Mas vamos ao que interessa.

Bellucci teve um começo de ano de razoável para bom em Auckland. Quase perdeu para o veterano Russell na estréia, ganhou bem do Robredo a seguir, mas parou no colombiano Giraldo nas quartas.

Mello ganhou o Aberto de SP pela quarta vez, mostrando a eficiência de sempre. O jovem Rafael Camilo foi muito bem, saindo do quali e chegando na final, depois de salvar match-points em três jogos.

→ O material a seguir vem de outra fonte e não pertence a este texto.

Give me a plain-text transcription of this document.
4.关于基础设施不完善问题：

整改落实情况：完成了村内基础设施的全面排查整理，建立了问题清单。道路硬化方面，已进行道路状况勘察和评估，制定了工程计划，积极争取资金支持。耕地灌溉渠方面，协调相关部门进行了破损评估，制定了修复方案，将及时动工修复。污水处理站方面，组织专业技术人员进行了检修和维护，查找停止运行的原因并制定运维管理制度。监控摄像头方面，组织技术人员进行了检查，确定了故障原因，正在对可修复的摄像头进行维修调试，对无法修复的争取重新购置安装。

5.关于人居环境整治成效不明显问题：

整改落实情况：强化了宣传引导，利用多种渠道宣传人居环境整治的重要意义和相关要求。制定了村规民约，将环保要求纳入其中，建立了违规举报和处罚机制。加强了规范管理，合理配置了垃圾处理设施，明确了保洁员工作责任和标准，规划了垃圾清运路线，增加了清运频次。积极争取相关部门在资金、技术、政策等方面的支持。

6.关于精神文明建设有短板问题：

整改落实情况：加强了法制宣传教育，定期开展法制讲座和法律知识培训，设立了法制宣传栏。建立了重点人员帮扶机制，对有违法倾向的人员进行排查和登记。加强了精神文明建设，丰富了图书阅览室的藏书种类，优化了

Lembro que em 2009, quando ele tinha só 18 anos e ainda treinava comigo, Camilo também passou o quali do Aberto de SP e teve quatro match-points seguidos para derrubar Thiago Alves na primeira rodada, mas ficou nervoso e perdeu. Assim como o mundo, o tênis dá suas voltas.

Além destes, também gostei de ver o desempenho do Feijão, apesar da derrota nas quartas. Percebi alguns progressos em seu tênis, especialmente no revés e na movimentação.

Em Doha, Davydenko surpreendeu Nadal e caiu diante de Federer na final. Nenhuma novidade. O russo, quando está bem treinado, é mesmo carne de pescoço. Mais uma vez, o suíço chega na Austrália como favorito.

E o Ronaldinho, como era de se esperar, foi mesmo para o Flamengo. Afinal de contas, era quem tinha mais dinheiro, mais torcida e mais mídia para oferecer a ele. O resto é papo de torcedor fanático.